Hermann (Karl) Hesse was a German-Swiss poet, novelist, and painter. He’s famous primarily as a poet, though he was a sensitive observer of nature and the meaning of the existence of all creations.
His best-known works include Demian, Steppenwolf, Siddhartha, and The Glass Bead Game, exploring an individual’s search for authenticity, self-knowledge and spirituality.
Here I present a poem from one of his famous books, Siddhartha.
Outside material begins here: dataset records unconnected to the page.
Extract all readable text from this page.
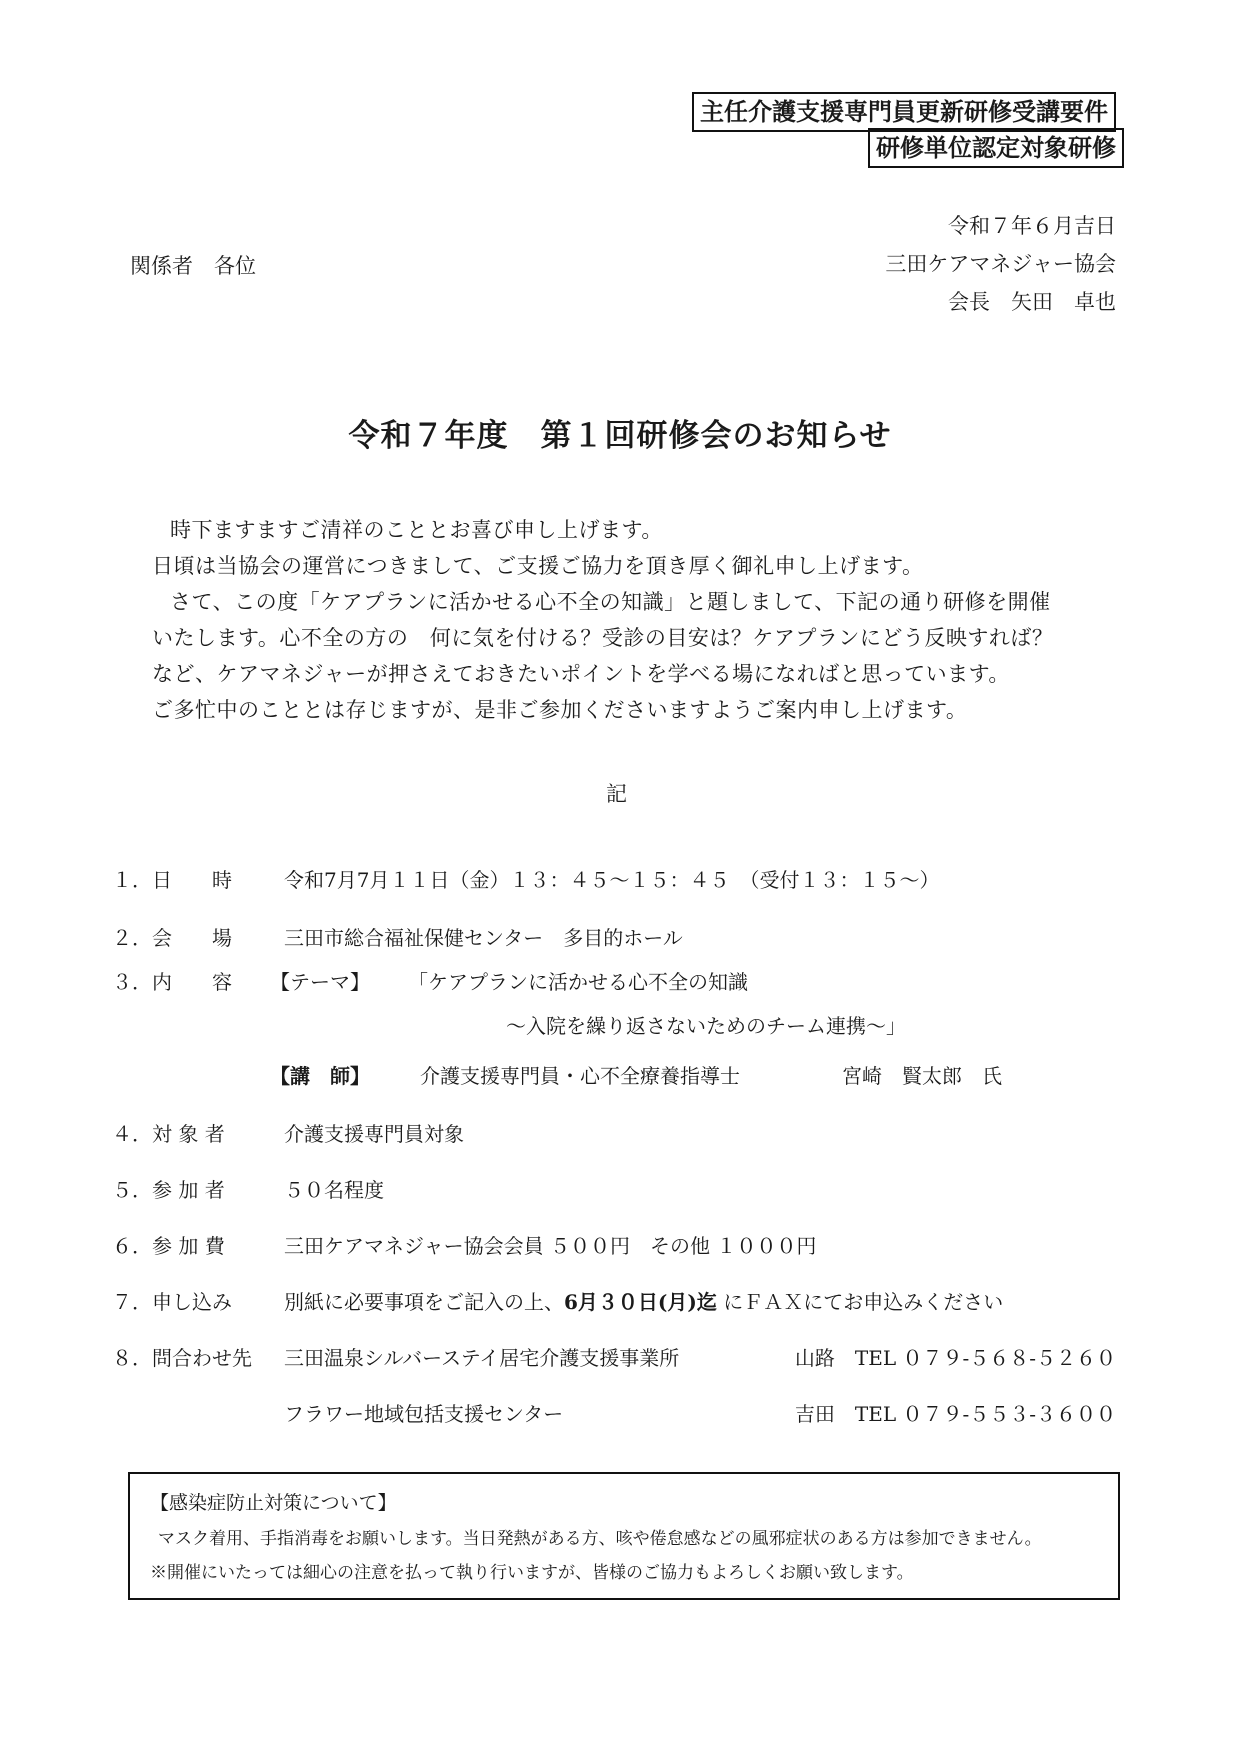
主任介護支援専門員更新研修受講要件
研修単位認定対象研修
関係者　各位
令和７年６月吉日
三田ケアマネジャー協会
会長　矢田　卓也
令和７年度　第１回研修会のお知らせ
時下ますますご清祥のこととお喜び申し上げます。
日頃は当協会の運営につきまして、ご支援ご協力を頂き厚く御礼申し上げます。
さて、この度「ケアプランに活かせる心不全の知識」と題しまして、下記の通り研修を開催
いたします。心不全の方の　何に気を付ける？受診の目安は？ケアプランにどう反映すれば？
など、ケアマネジャーが押さえておきたいポイントを学べる場になればと思っています。
ご多忙中のこととは存じますが、是非ご参加くださいますようご案内申し上げます。
記
１．日　　時	令和7月7月１１日（金）１３：４５～１５：４５　（受付１３：１５～）
２．会　　場	三田市総合福祉保健センター　多目的ホール
３．内　　容 【テーマ】 「ケアプランに活かせる心不全の知識
～入院を繰り返さないためのチーム連携～」
【講　師】	介護支援専門員・心不全療養指導士	宮崎　賢太郎　氏
４．対 象 者	介護支援専門員対象
５．参 加 者	５０名程度
６．参 加 費	三田ケアマネジャー協会会員 ５００円　その他 １０００円
７．申し込み	別紙に必要事項をご記入の上、6月３０日(月)迄 にＦＡＸにてお申込みください
８．問合わせ先 三田温泉シルバーステイ居宅介護支援事業所	山路　TEL ０７９-５６８-５２６０
フラワー地域包括支援センター	吉田　TEL ０７９-５５３-３６００
【感染症防止対策について】
マスク着用、手指消毒をお願いします。当日発熱がある方、咳や倦怠感などの風邪症状のある方は参加できません。
※開催にいたっては細心の注意を払って執り行いますが、皆様のご協力もよろしくお願い致します。
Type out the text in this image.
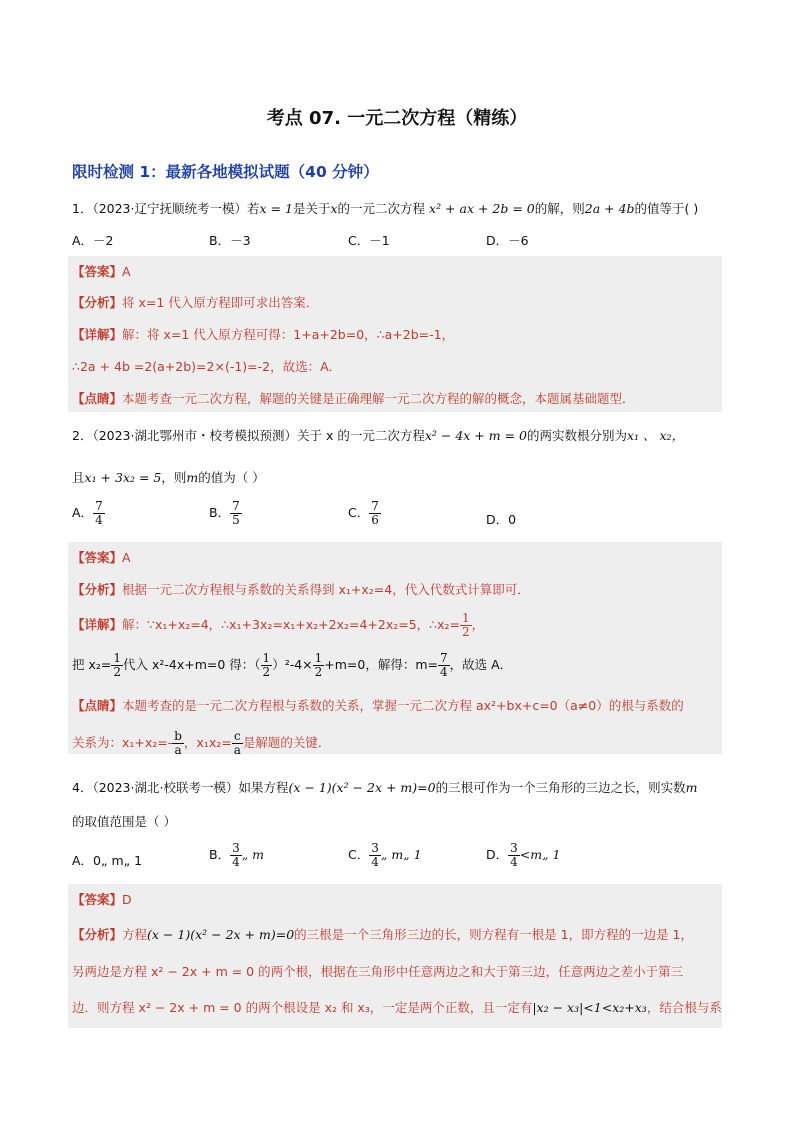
考点 07. 一元二次方程（精练）
限时检测 1：最新各地模拟试题（40 分钟）
1．（2023·辽宁抚顺统考一模）若x = 1是关于x的一元二次方程 x² + ax + 2b = 0的解，则2a + 4b的值等于( )
A．－2	B．－3	C．－1	D．－6
【答案】A
【分析】将 x=1 代入原方程即可求出答案．
【详解】解：将 x=1 代入原方程可得：1+a+2b=0，∴a+2b=-1，
∴2a + 4b =2(a+2b)=2×(-1)=-2，故选：A．
【点睛】本题考查一元二次方程，解题的关键是正确理解一元二次方程的解的概念，本题属基础题型．
2．（2023·湖北鄂州市・校考模拟预测）关于 x 的一元二次方程x² − 4x + m = 0的两实数根分别为x₁ 、 x₂，
且x₁ + 3x₂ = 5，则m的值为（ ）
A． $\frac{7}{4}$	B． $\frac{7}{5}$	C． $\frac{7}{6}$	D．0
【答案】A
【分析】根据一元二次方程根与系数的关系得到 x₁+x₂=4，代入代数式计算即可．
【详解】解：∵x₁+x₂=4，∴x₁+3x₂=x₁+x₂+2x₂=4+2x₂=5，∴x₂= $\frac{1}{2}$ ，
把 $x_2= \frac{1}{2}$ 代入 x²-4x+m=0 得：（ $\frac{1}{2} )^2-4\times \frac{1}{2} +m=0$，解得：$m= \frac{7}{4}$ ，故选 A．
【点睛】本题考查的是一元二次方程根与系数的关系，掌握一元二次方程 ax²+bx+c=0（a≠0）的根与系数的
关系为：$x_1+x_2=- \frac{b}{a}$ ，$x_1x_2= \frac{c}{a}$ 是解题的关键．
4．（2023·湖北·校联考一模）如果方程(x − 1)(x² − 2x + m)=0的三根可作为一个三角形的三边之长，则实数m
的取值范围是（ ）
A．0„ m„ 1	B． $\frac{3}{4}$ „ m	C． $\frac{3}{4}$ „ m„ 1	D． $\frac{3}{4}$ <m„ 1
【答案】D
【分析】方程(x − 1)(x² − 2x + m)=0的三根是一个三角形三边的长，则方程有一根是 1，即方程的一边是 1，
另两边是方程 x² − 2x + m = 0 的两个根，根据在三角形中任意两边之和大于第三边，任意两边之差小于第三
边．则方程 x² − 2x + m = 0 的两个根设是 x₂ 和 x₃，一定是两个正数，且一定有|x₂ − x₃|<1<x₂+x₃，结合根与系
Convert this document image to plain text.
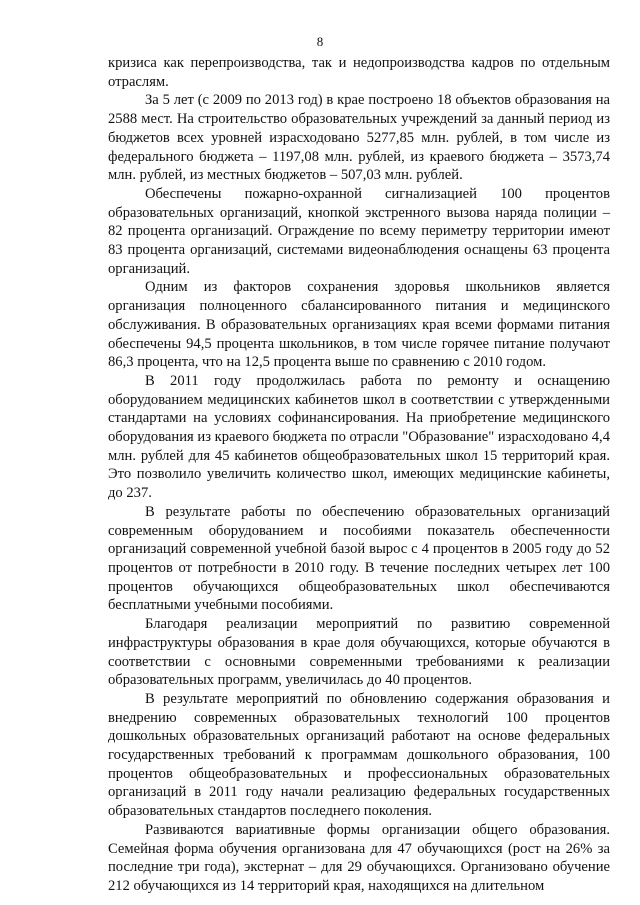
8

кризиса как перепроизводства, так и недопроизводства кадров по отдельным отраслям.

За 5 лет (с 2009 по 2013 год) в крае построено 18 объектов образования на 2588 мест. На строительство образовательных учреждений за данный период из бюджетов всех уровней израсходовано 5277,85 млн. рублей, в том числе из федерального бюджета – 1197,08 млн. рублей, из краевого бюджета – 3573,74 млн. рублей, из местных бюджетов – 507,03 млн. рублей.

Обеспечены пожарно-охранной сигнализацией 100 процентов образовательных организаций, кнопкой экстренного вызова наряда полиции – 82 процента организаций. Ограждение по всему периметру территории имеют 83 процента организаций, системами видеонаблюдения оснащены 63 процента организаций.

Одним из факторов сохранения здоровья школьников является организация полноценного сбалансированного питания и медицинского обслуживания. В образовательных организациях края всеми формами питания обеспечены 94,5 процента школьников, в том числе горячее питание получают 86,3 процента, что на 12,5 процента выше по сравнению с 2010 годом.

В 2011 году продолжилась работа по ремонту и оснащению оборудованием медицинских кабинетов школ в соответствии с утвержденными стандартами на условиях софинансирования. На приобретение медицинского оборудования из краевого бюджета по отрасли "Образование" израсходовано 4,4 млн. рублей для 45 кабинетов общеобразовательных школ 15 территорий края. Это позволило увеличить количество школ, имеющих медицинские кабинеты, до 237.

В результате работы по обеспечению образовательных организаций современным оборудованием и пособиями показатель обеспеченности организаций современной учебной базой вырос с 4 процентов в 2005 году до 52 процентов от потребности в 2010 году. В течение последних четырех лет 100 процентов обучающихся общеобразовательных школ обеспечиваются бесплатными учебными пособиями.

Благодаря реализации мероприятий по развитию современной инфраструктуры образования в крае доля обучающихся, которые обучаются в соответствии с основными современными требованиями к реализации образовательных программ, увеличилась до 40 процентов.

В результате мероприятий по обновлению содержания образования и внедрению современных образовательных технологий 100 процентов дошкольных образовательных организаций работают на основе федеральных государственных требований к программам дошкольного образования, 100 процентов общеобразовательных и профессиональных образовательных организаций в 2011 году начали реализацию федеральных государственных образовательных стандартов последнего поколения.

Развиваются вариативные формы организации общего образования. Семейная форма обучения организована для 47 обучающихся (рост на 26% за последние три года), экстернат – для 29 обучающихся. Организовано обучение 212 обучающихся из 14 территорий края, находящихся на длительном
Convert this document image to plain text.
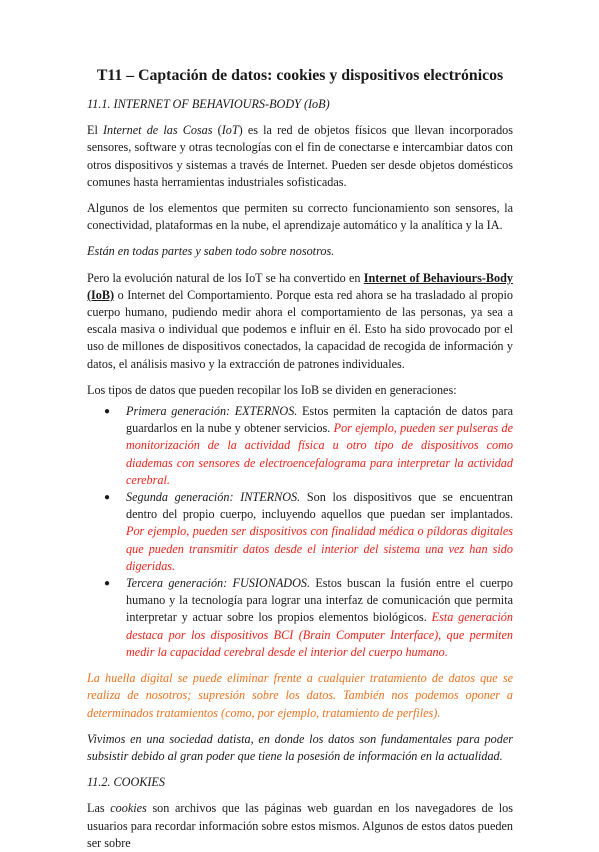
T11 – Captación de datos: cookies y dispositivos electrónicos
11.1. INTERNET OF BEHAVIOURS-BODY (IoB)

El Internet de las Cosas (IoT) es la red de objetos físicos que llevan incorporados sensores, software y otras tecnologías con el fin de conectarse e intercambiar datos con otros dispositivos y sistemas a través de Internet. Pueden ser desde objetos domésticos comunes hasta herramientas industriales sofisticadas.

Algunos de los elementos que permiten su correcto funcionamiento son sensores, la conectividad, plataformas en la nube, el aprendizaje automático y la analítica y la IA.

Están en todas partes y saben todo sobre nosotros.

Pero la evolución natural de los IoT se ha convertido en Internet of Behaviours-Body (IoB) o Internet del Comportamiento. Porque esta red ahora se ha trasladado al propio cuerpo humano, pudiendo medir ahora el comportamiento de las personas, ya sea a escala masiva o individual que podemos e influir en él. Esto ha sido provocado por el uso de millones de dispositivos conectados, la capacidad de recogida de información y datos, el análisis masivo y la extracción de patrones individuales.

Los tipos de datos que pueden recopilar los IoB se dividen en generaciones:

● Primera generación: EXTERNOS. Estos permiten la captación de datos para guardarlos en la nube y obtener servicios. Por ejemplo, pueden ser pulseras de monitorización de la actividad física u otro tipo de dispositivos como diademas con sensores de electroencefalograma para interpretar la actividad cerebral.
● Segunda generación: INTERNOS. Son los dispositivos que se encuentran dentro del propio cuerpo, incluyendo aquellos que puedan ser implantados. Por ejemplo, pueden ser dispositivos con finalidad médica o píldoras digitales que pueden transmitir datos desde el interior del sistema una vez han sido digeridas.
● Tercera generación: FUSIONADOS. Estos buscan la fusión entre el cuerpo humano y la tecnología para lograr una interfaz de comunicación que permita interpretar y actuar sobre los propios elementos biológicos. Esta generación destaca por los dispositivos BCI (Brain Computer Interface), que permiten medir la capacidad cerebral desde el interior del cuerpo humano.

La huella digital se puede eliminar frente a cualquier tratamiento de datos que se realiza de nosotros; supresión sobre los datos. También nos podemos oponer a determinados tratamientos (como, por ejemplo, tratamiento de perfiles).

Vivimos en una sociedad datista, en donde los datos son fundamentales para poder subsistir debido al gran poder que tiene la posesión de información en la actualidad.

11.2. COOKIES

Las cookies son archivos que las páginas web guardan en los navegadores de los usuarios para recordar información sobre estos mismos. Algunos de estos datos pueden ser sobre
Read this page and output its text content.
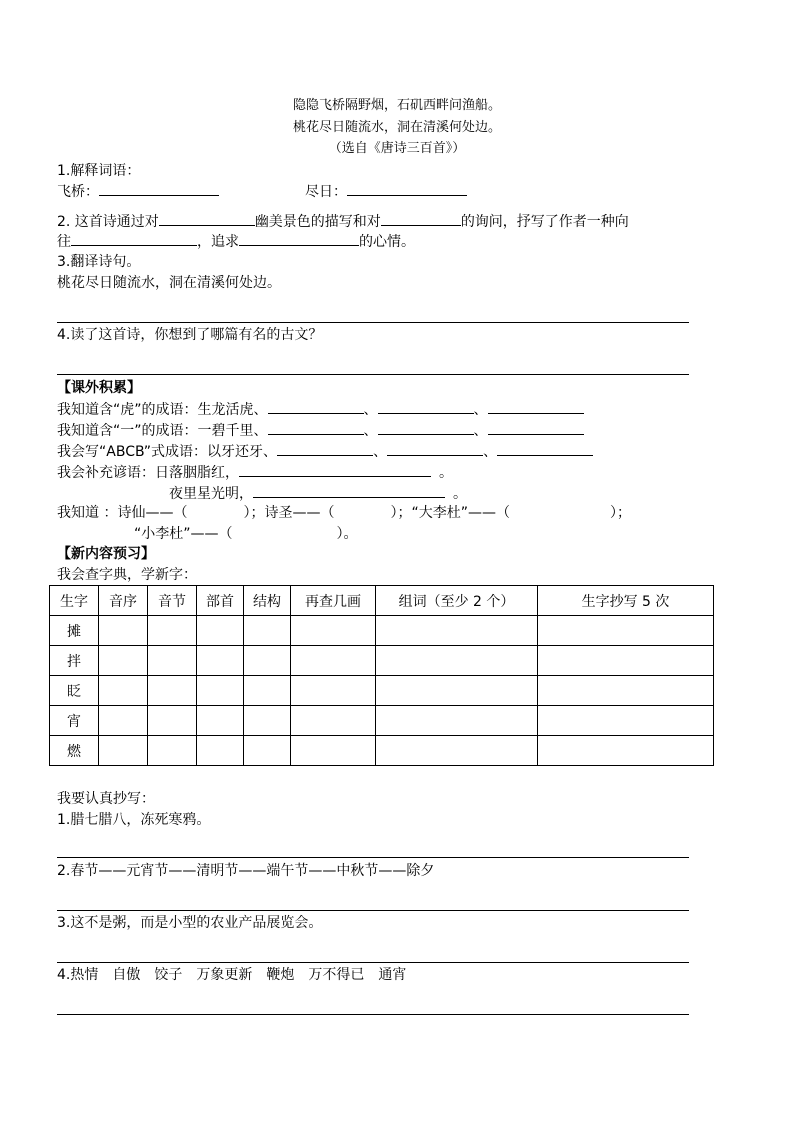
隐隐飞桥隔野烟，石矶西畔问渔船。
桃花尽日随流水，洞在清溪何处边。
（选自《唐诗三百首》）
1.解释词语：
飞桥：	尽日：
2. 这首诗通过对	幽美景色的描写和对	的询问，抒写了作者一种向
往	，追求	的心情。
3.翻译诗句。
桃花尽日随流水，洞在清溪何处边。
4.读了这首诗，你想到了哪篇有名的古文？
【课外积累】
我知道含“虎”的成语：生龙活虎、	、	、
我知道含“一”的成语：一碧千里、	、	、
我会写“ABCB”式成语：以牙还牙、	、	、
我会补充谚语：日落胭脂红，	。
夜里星光明，	。
我知道 ：诗仙——（	）；诗圣——（	）；“大李杜”——（	）；
“小李杜”——（	）。
【新内容预习】
我会查字典，学新字：
生字	音序	音节	部首	结构	再查几画	组词（至少 2 个）	生字抄写 5 次
摊							
拌							
眨							
宵							
燃							
我要认真抄写：
1.腊七腊八，冻死寒鸦。
2.春节——元宵节——清明节——端午节——中秋节——除夕
3.这不是粥，而是小型的农业产品展览会。
4.热情　自傲　饺子　万象更新　鞭炮　万不得已　通宵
It’s an Indian Poem, a 1922 novel that deals with the spiritual journey of self-discovery of a man named Siddhartha during the Gautama Buddha.
Once, he told her:
You are like me; you are different from all people.
You are Kamala, nothing else, and there is peace inside you, a refuge where you can retire at any moment and feel warmth, just as I do.
Few people have this ability, and yet everyone could acquire it.
Not all people are smart, Kamala said.
No, said Sindharta, this is not it.
Kamaswami is as bright as I am, but he can not find refuge in himself.
Others may or may not have young children in mind.
For most people, Kamala is like a leaf that falls, that the wind picks it up, swirls for a while and then soars and clumps to the ground.
But few others are like the stars that follow a fixed orbit, and the wind does not reach them because the orbit and the law that follow are inside them.